Even though we have created the function, my initial vision was to enrich a stream of IPs or even a large set of IP addresses from inside a Python list. However, from my limited exploration, joining operations with lists is not feasible with DuckDB. From what I can find, this is impossible unless you convert the data to a Pandas Dataframe or create a temporary table in DuckDB.

So, at this moment, we can only look up individual IP addresses.

Size issue

After creating the index based on the start_ip_int and end_ip_int columns, the size of the duckdb database is 334 MB. While the MMDB database is 45 MB. Although the uncompressed CSV dataset is about 212 MB.

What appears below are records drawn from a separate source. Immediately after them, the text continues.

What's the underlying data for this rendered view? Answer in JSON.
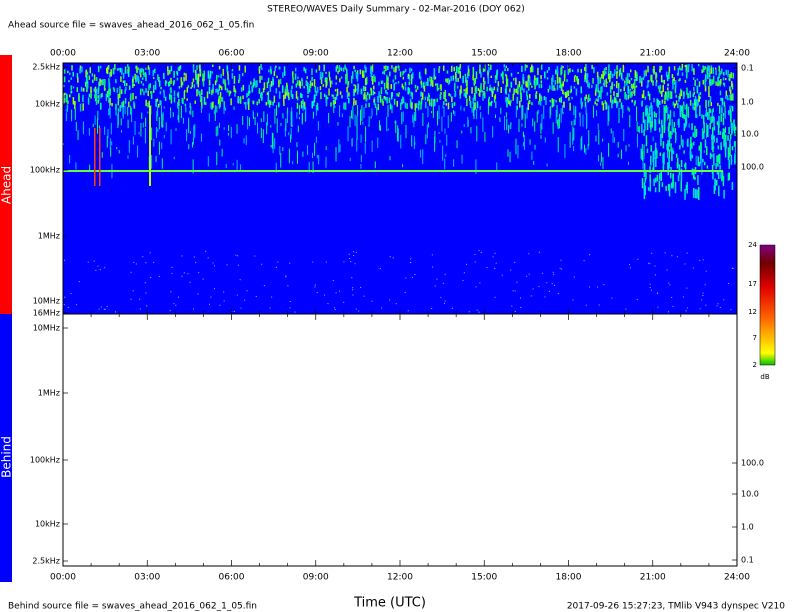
{
  "header": {
    "title": "STEREO/WAVES Daily Summary - 02-Mar-2016 (DOY 062)",
    "ahead_source": "Ahead source file = swaves_ahead_2016_062_1_05.fin"
  },
  "time_axis": {
    "top_ticks": [
      "00:00",
      "03:00",
      "06:00",
      "09:00",
      "12:00",
      "15:00",
      "18:00",
      "21:00",
      "24:00"
    ],
    "bottom_ticks": [
      "00:00",
      "03:00",
      "06:00",
      "09:00",
      "12:00",
      "15:00",
      "18:00",
      "21:00",
      "24:00"
    ],
    "label": "Time (UTC)"
  },
  "ahead_panel": {
    "label": "Ahead",
    "freq_ticks": [
      "2.5kHz",
      "10kHz",
      "100kHz",
      "1MHz",
      "10MHz",
      "16MHz"
    ],
    "right_ticks": [
      "0.1",
      "1.0",
      "10.0",
      "100.0"
    ]
  },
  "behind_panel": {
    "label": "Behind",
    "freq_ticks": [
      "10MHz",
      "1MHz",
      "100kHz",
      "10kHz",
      "2.5kHz"
    ],
    "right_ticks": [
      "100.0",
      "10.0",
      "1.0",
      "0.1"
    ]
  },
  "colorbar": {
    "ticks": [
      "24",
      "17",
      "12",
      "7",
      "2"
    ],
    "unit": "dB"
  },
  "footer": {
    "behind_source": "Behind source file = swaves_ahead_2016_062_1_05.fin",
    "timestamp": "2017-09-26 15:27:23, TMlib V943 dynspec V210"
  }
}
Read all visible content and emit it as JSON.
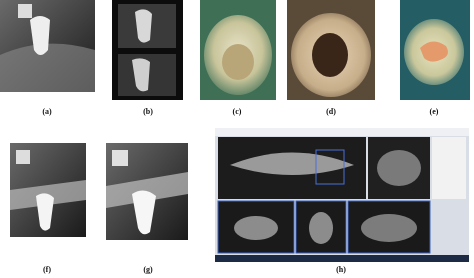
{
  "panels": [
    {
      "label": "(a)"
    },
    {
      "label": "(b)"
    },
    {
      "label": "(c)"
    },
    {
      "label": "(d)"
    },
    {
      "label": "(e)"
    },
    {
      "label": "(f)"
    },
    {
      "label": "(g)"
    },
    {
      "label": "(h)"
    }
  ]
}
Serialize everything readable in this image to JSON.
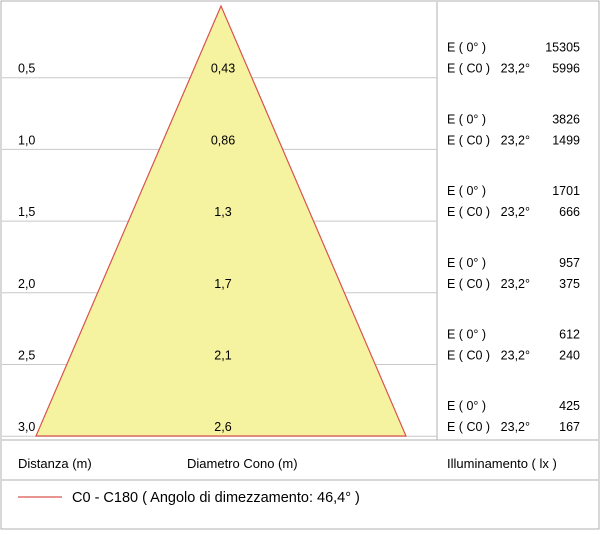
{
  "rows": [
    {
      "distance": "0,5",
      "diameter": "0,43",
      "e0_label": "E ( 0° )",
      "e0_value": "15305",
      "ec0_label": "E ( C0 )",
      "angle": "23,2°",
      "ec0_value": "5996"
    },
    {
      "distance": "1,0",
      "diameter": "0,86",
      "e0_label": "E ( 0° )",
      "e0_value": "3826",
      "ec0_label": "E ( C0 )",
      "angle": "23,2°",
      "ec0_value": "1499"
    },
    {
      "distance": "1,5",
      "diameter": "1,3",
      "e0_label": "E ( 0° )",
      "e0_value": "1701",
      "ec0_label": "E ( C0 )",
      "angle": "23,2°",
      "ec0_value": "666"
    },
    {
      "distance": "2,0",
      "diameter": "1,7",
      "e0_label": "E ( 0° )",
      "e0_value": "957",
      "ec0_label": "E ( C0 )",
      "angle": "23,2°",
      "ec0_value": "375"
    },
    {
      "distance": "2,5",
      "diameter": "2,1",
      "e0_label": "E ( 0° )",
      "e0_value": "612",
      "ec0_label": "E ( C0 )",
      "angle": "23,2°",
      "ec0_value": "240"
    },
    {
      "distance": "3,0",
      "diameter": "2,6",
      "e0_label": "E ( 0° )",
      "e0_value": "425",
      "ec0_label": "E ( C0 )",
      "angle": "23,2°",
      "ec0_value": "167"
    }
  ],
  "footer": {
    "distance_header": "Distanza (m)",
    "diameter_header": "Diametro Cono (m)",
    "illuminance_header": "Illuminamento ( lx )"
  },
  "legend": {
    "text": "C0 - C180  ( Angolo di dimezzamento: 46,4° )",
    "line_color": "#d9534f"
  },
  "colors": {
    "cone_fill": "#f5f3a0",
    "cone_stroke": "#d9534f",
    "grid": "#c8c8c8",
    "divider": "#b0b0b0"
  }
}
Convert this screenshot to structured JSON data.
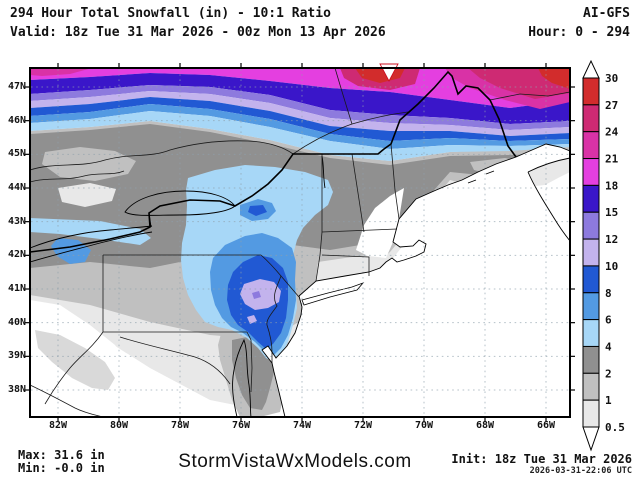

This was fun. If you can share some comments and feedback, that would be great.

  • Am I doing anything wrong?
  • Is there any opportunity to bring our data to the users of DuckDB?
  • Does the “big data is dead” rhetoric work out in the space of data-focused cybersecurity?

If there is enough demand, I can probably do regular pre-indexed DuckDB versions of the [IP to Country ASN]( IP to Country + ASN Database - IPinfo.io) database uploads which will include the function.

Here is my Jupyter Notebook: IPinfo DuckDB experiment: https://community.ipinfo.io/t/hacktogether-setting-up-duckdb-to-use-ipinfos-ip-database-using-python-bad-code-looking-for-feedback/5538 (github.com)


Edit:

How fast are MMDBs you might wonder.

500,000 IPv4 Enrichment:

Duckdb: ~40 Seconds

  • With index declared on the integer columns
  • With input IPs in temp table, they are stored in memory.
  • Returning list of tuples

MMDB: ~ 2 seconds

  • With IPs being represented in a Python list
  • Enrichment being done with a simple Python loop
  • Returning a list of dictionary

Video ↓

Code: Duckdb vs MMDB performance: https://community.ipinfo.io/t/hacktogether-setting-up-duckdb-to-use-ipinfos-ip-database-using-python-bad-code-looking-for-feedback/5538 (github.com)

Perf tested MMDB and duckdb. MMDB is simply unbeatable.